An bTB accreditation scheme has been launched by the Cattle Health Certification Standards.
Bovine TB is the latest disease to be added to the disease accreditation portfolio provided by Cattle Health Certification Standards (CHeCS).
The voluntary, UK-wide programme is planned to encourage farmers to improve bio-security on-farm, to minimise the risk of infection.
Herds retain accreditation if an animal is found positive with the disease, but meet the scheme’s standards.
The accreditation score is based on the number of years the herd has been had a clear TB test, with a score of 0 meaning CHeCS standards are being adhered to but the herd has had a breakdown within the past 12 months. A score of 1 means the protocols are followed and it has been clear of the disease for a year. The score increases to ten, depending on the farm’s period of being free of the disease.
An annual declaration from the herd’s vet must be provided stating the farm is complying with the standards CHeCS sets out and TB test results will be acquired from APHA.
Farming minister George Eustice was present at the scheme’s launch and said: “Fighting TB is not easy with a diagnostic method which is not perfect. This accreditation scheme is a long term commitment to roll back the disease, while we also pursue the badger cull to control the wildlife reservoir.
“Some 40 per cent of herds in the high-risk area in England have never had a breakdown and the CHeCS scheme will help them to communicate this so they can carry out risk-based trading to support their businesses.”
The scheme states all animals must be pre-movement tested by the seller, 60 days prior to the movement if the farm is in a high-risk or edge area. This is already a statutory requirement in Scotland when buying in from four year test areas of England as well as in England and Wales when purchasing cattle from a low risk area to a six monthly or annual testing zone.

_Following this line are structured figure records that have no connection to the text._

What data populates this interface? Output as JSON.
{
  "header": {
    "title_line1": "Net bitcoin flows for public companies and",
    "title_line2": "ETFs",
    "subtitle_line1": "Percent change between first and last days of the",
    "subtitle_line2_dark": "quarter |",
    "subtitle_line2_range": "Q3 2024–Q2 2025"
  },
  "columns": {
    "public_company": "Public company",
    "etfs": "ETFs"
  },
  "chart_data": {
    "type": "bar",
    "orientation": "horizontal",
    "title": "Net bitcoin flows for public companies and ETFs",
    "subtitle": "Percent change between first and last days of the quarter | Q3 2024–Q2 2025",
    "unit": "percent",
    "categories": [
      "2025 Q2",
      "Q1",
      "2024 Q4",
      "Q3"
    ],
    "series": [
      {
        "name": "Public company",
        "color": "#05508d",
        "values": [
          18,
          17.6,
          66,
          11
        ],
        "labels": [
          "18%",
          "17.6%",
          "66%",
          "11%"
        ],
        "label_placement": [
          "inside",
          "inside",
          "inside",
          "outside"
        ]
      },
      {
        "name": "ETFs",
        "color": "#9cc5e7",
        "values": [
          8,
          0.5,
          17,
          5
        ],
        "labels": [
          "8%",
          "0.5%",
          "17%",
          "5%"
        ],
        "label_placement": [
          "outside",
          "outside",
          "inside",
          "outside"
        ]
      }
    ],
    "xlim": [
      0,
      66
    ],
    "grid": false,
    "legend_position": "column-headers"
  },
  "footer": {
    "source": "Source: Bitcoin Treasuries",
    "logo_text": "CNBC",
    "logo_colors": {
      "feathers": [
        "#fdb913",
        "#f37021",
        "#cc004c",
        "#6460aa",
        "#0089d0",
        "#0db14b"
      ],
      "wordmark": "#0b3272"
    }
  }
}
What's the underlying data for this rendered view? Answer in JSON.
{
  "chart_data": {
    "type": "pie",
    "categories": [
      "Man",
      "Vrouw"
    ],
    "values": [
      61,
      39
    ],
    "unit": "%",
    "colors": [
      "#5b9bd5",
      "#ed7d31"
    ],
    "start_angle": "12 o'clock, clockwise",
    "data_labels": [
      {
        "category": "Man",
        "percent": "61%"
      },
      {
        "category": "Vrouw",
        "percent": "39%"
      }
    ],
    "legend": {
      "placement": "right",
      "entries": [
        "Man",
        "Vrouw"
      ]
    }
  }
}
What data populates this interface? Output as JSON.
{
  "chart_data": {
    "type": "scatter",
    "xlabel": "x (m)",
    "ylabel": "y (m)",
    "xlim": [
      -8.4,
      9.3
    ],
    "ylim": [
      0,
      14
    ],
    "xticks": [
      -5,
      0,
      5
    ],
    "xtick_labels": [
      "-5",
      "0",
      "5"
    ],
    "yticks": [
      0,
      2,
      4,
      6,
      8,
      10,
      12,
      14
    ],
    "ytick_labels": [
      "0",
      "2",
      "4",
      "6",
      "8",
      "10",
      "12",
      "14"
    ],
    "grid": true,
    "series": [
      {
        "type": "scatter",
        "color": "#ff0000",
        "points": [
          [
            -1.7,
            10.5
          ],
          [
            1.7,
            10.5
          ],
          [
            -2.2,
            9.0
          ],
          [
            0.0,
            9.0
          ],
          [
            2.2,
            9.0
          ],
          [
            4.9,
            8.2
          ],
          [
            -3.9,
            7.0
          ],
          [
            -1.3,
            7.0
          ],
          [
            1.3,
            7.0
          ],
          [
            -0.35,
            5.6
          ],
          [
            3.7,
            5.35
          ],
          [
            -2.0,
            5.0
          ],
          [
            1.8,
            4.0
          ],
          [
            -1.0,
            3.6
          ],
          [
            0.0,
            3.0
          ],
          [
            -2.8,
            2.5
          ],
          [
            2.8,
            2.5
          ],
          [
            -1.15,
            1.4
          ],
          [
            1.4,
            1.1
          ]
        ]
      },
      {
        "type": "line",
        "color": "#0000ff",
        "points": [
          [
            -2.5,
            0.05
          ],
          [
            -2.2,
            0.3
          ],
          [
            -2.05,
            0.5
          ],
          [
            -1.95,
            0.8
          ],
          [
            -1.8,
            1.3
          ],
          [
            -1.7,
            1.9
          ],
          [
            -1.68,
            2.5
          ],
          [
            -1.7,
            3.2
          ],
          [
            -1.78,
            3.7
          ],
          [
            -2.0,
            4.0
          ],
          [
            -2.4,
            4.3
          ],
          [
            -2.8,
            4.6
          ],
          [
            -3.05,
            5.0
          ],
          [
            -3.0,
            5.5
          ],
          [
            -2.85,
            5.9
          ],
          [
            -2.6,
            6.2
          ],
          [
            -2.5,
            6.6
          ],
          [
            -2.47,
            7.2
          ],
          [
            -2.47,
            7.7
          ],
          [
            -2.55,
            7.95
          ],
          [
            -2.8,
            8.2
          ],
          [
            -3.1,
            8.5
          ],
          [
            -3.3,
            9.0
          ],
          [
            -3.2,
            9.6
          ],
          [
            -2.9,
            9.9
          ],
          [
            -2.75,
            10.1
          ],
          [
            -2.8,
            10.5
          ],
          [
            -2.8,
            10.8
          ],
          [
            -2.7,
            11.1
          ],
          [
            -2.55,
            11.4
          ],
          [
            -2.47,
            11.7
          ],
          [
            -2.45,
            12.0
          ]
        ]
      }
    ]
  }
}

Post-movement tests carried out by the buyer will also be necessary two to three months after movement in most cases. The scheme prefers cattle spend this time in quarantine.
There are also other requirements including badger proofing cattle sheds and feed stores and double fencing boundaries in high risk and edge areas.
James Small, NFU South West regional board chairman said: “The accreditation scheme has a role to play in the battle against TB, but each farm must look at it differently depending on their personal circumstances. It must be voluntary, because if you are in a high risk area, the spread of TB is out of your control.
“It will be when the wildlife reservoir is controlled that the scheme really have a role to play.”